Мы должны были всей семьей переезжать в Хибиногорск. Я радовался переезду: в Ленинграде все привычно, а там город в тундре! Ужасно хотелось прокатиться по тундре на оленях. Я выучился без запинки произносить название горы, у которой раскинулся новый город, - Кукисвумчорр. Ребята в моем классе завидовали, что я буду жить возле такой знаменитой горы, а Колька Шамрай подносил мне к носу длинный кукиш и спрашивал: "Ну, скоро сюда заберешься?" Колька был непутевый. Он однажды сбежал из дому, месяца два где-то носило, потом привела его, отощавшего и оборванного, милиция, и папа Шамрай, типографский рабочий, как следует отодрал блудного сыночка. Моя мама пошла на Колькины крики увещевать папу Шамрая, но тот гаркнул, чтоб не лезла не в свое дело. Мы собирались переезжать, но отец вдруг заболел и слег надолго. Что-то у него было с сердцем. Потом Хибиногорск - его в то время уже переименовали в Кировск - отпал. Отец остался в Питере. В мае 1938-го поздно ночью его поднял с постели телефонный звонок. Не знаю, кто звонил и о чем говорил. Но отцу после этого звонка стало плохо. Мать вызвала "неотложку", послала меня в дежурную аптеку за кислородной подушкой. Отец задыхался. Он судорожно глотал воздух, глаза были широко раскрыты и не мигали. После укола стало легче, он смотрел на маму и на меня и пытался что-то сказать, но язык не повиновался ему. Ранним утром приехал врач, я его знал, он давно уже лечил родителей - толстенький добродушный доктор. Опять я бегал в аптеку с рецептами, на которых стояло латинское "cito". В десятом часу приступ повторился, и отца не стало.
Мама никогда не говорила мне, что это был за ночной звонок. Но я с той поры возненавидел телефон. По иронии судьбы военная служба определила меня в телефонисты…
Должен вам сказать, что я не помышлял о военной службе. Тем более - о военно-морской. А о чем я помышлял? Трудный вопрос. Я был разбросанный. То мне хотелось учиться на врача, то - на геолога. Я завидовал Кольке Шамраю, уехавшему с геологической партией куда-то на Северный Урал. Колька добился-таки своего, больше всего в жизни ему хотелось мотаться по белу свету. Только он приехал с Урала, как определился в экспедицию, выезжавшую на юг, на раскопки скифских курганов. Молодец Колька - победоносный, с шалыми зелеными глазами, с розовыми щечками, которых он стыдился.

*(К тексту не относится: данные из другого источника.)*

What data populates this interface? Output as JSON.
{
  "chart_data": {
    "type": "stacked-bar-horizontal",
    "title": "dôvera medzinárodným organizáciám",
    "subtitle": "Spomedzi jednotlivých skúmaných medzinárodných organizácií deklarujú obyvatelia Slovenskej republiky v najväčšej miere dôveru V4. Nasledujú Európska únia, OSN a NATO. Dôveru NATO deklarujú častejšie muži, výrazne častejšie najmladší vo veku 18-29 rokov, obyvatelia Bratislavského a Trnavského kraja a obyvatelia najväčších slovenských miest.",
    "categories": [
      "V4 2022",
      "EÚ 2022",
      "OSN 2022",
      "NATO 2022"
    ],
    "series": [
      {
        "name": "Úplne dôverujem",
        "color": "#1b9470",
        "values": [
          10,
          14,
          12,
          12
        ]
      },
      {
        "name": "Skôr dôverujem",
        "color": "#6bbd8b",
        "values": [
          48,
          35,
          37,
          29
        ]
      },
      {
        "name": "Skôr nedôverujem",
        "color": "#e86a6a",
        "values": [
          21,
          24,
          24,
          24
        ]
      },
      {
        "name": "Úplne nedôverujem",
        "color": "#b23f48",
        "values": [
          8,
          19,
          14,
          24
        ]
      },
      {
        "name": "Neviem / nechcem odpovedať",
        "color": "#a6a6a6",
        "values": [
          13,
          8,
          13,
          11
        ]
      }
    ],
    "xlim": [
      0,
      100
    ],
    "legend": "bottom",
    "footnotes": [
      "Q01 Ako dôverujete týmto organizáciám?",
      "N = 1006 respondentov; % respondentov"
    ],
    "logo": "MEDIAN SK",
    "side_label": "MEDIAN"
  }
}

Не податься ли мне в археологи? Или, может, в географы? Ирка посмеивалась надо мной: вечно все усложняешь, шарахаешься из стороны в сторону, а ведь ты математическая голова, вот и надо идти на мехмат ЛГУ. Сама-то Ирка давно знала, чего ей надо: на следующий день после выпускного вечера она подала документы на филфак университета.

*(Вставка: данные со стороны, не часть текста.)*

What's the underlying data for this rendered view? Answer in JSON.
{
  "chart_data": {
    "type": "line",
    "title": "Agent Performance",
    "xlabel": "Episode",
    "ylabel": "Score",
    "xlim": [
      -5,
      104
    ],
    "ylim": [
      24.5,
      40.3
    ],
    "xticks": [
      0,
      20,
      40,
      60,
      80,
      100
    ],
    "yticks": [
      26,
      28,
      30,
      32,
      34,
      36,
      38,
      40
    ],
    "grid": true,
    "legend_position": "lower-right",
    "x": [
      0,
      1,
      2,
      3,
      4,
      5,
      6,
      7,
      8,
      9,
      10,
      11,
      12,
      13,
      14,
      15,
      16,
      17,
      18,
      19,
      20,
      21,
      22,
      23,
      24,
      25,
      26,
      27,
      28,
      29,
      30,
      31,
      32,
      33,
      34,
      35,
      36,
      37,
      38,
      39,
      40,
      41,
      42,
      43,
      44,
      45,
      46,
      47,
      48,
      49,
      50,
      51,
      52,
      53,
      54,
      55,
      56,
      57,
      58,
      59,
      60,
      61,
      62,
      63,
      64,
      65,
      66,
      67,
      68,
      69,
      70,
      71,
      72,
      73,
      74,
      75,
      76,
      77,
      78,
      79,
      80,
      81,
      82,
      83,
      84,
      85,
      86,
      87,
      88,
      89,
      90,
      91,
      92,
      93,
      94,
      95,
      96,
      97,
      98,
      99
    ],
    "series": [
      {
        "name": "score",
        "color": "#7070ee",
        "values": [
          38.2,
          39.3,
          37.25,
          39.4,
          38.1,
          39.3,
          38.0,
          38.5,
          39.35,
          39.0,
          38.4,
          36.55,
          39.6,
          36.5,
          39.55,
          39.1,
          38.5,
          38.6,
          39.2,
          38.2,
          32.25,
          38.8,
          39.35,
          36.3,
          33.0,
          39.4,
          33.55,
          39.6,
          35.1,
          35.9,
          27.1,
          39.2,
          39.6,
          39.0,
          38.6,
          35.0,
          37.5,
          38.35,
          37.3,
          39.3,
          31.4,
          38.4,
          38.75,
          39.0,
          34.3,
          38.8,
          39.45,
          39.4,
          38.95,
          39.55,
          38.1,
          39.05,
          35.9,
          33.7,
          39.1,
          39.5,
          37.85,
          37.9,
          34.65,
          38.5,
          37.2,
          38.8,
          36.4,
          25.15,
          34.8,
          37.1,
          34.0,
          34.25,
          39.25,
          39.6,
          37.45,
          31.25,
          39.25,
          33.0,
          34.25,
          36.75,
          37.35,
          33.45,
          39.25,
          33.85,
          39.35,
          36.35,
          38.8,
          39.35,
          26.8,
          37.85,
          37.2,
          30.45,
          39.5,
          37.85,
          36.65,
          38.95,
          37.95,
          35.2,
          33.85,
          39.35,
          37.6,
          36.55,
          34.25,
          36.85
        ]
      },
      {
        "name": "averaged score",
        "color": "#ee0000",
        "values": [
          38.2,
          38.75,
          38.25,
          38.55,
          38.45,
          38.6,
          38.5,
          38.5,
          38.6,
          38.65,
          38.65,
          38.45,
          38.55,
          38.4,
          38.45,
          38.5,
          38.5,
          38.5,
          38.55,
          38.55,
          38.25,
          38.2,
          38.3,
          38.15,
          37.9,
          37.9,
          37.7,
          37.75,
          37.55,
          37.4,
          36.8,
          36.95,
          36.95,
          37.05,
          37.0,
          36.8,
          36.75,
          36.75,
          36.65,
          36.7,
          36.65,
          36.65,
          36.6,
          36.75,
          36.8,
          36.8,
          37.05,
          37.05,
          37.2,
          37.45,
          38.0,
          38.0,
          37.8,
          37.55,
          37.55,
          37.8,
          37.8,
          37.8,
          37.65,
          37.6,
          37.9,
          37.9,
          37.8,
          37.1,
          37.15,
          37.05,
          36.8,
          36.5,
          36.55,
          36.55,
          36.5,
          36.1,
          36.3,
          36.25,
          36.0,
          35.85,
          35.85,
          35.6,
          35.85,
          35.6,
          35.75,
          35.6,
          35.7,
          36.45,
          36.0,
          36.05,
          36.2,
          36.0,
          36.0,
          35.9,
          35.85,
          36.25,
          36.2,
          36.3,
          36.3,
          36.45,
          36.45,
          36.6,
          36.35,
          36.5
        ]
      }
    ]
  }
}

Ох уж это лето тридцать девятого! Вы сами помните (если, конечно, уже жили в то время), какое оно было жаркое, беспокойное. В Монголии, на реке Халхин-Гол, шли бои. Еще весной Германия проглотила Чехословакию и оттяпала у Литвы Мемель (так в то время называли Клайпеду). Из газет мы знали, что накаляется обстановка вокруг Польши: немцы денонсировали польско-германский пакт о ненападении и сильно точили зубы на Данцигский коридор. От отца, наверное, передалась привычка читать газеты, и все эти словечки, которыми они пестрели - "пакт", "денонсировать", "агрессия", "невмешательство", - были мне известны. Мы знали всё. Но, конечно, это только казалось нам, лопушкам. В пионерских лагерях под Сестрорецком мы орали под треск разгорающихся костров: "Эй, комроты, даешь пулеметы, даешь батарею, чтоб было веселее!" Подлинный горький смысл слов, наполнявших газеты и песни, дошел до нас позднее.

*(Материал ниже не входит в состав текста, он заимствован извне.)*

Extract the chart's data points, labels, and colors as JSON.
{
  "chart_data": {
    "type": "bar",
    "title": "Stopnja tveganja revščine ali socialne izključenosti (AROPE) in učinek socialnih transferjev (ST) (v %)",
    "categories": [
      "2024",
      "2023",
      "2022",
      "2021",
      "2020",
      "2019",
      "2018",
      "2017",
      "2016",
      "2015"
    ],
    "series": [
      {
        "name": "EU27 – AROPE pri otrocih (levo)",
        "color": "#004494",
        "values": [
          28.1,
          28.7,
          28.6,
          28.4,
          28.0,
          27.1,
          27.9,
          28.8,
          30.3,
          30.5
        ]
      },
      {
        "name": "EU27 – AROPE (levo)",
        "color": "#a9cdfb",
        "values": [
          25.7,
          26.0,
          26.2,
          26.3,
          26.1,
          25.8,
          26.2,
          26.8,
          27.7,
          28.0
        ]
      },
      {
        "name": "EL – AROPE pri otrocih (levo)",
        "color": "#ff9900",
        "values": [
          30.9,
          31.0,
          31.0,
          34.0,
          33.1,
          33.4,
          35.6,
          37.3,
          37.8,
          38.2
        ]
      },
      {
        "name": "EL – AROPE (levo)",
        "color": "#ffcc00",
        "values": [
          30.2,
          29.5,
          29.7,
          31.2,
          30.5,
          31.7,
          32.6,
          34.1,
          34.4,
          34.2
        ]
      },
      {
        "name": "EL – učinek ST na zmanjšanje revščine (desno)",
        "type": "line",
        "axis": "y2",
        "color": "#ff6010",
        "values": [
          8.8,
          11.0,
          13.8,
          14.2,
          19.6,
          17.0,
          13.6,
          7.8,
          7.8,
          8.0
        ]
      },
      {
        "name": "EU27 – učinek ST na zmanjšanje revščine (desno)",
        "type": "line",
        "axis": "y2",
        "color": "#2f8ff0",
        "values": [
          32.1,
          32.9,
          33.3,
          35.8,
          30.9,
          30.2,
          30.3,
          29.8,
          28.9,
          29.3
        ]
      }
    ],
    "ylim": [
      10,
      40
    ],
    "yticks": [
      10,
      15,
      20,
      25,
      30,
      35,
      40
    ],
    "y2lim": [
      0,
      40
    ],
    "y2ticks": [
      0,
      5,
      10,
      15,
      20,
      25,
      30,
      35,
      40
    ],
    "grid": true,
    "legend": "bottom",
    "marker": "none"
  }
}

Монгольские степи были далеко, с балтийских побережий тянуло холодком, а мы в то жаркое ленинградское лето готовились поступать в институты. Я разрывался от противоречивых желаний. Последние страницы газет зазывали в лесотехнический, в индустриальный, в военные училища - каких только не было объявлений! Мы со школьными дружками изучали их, спорили. Ирка все талдычила про мехмат, выпаливая сто тысяч слов в минуту и встряхивая белобрысой челочкой. Но я-то знал, что ее представление о моих математических способностях было преувеличенным. Года четыре, ну да, с седьмого класса мы с ней сидели за одной партой, и она "сдувала" у меня задачи по математике, ей математика давалась плохо, вот почему я был в ее представлении "математической головой".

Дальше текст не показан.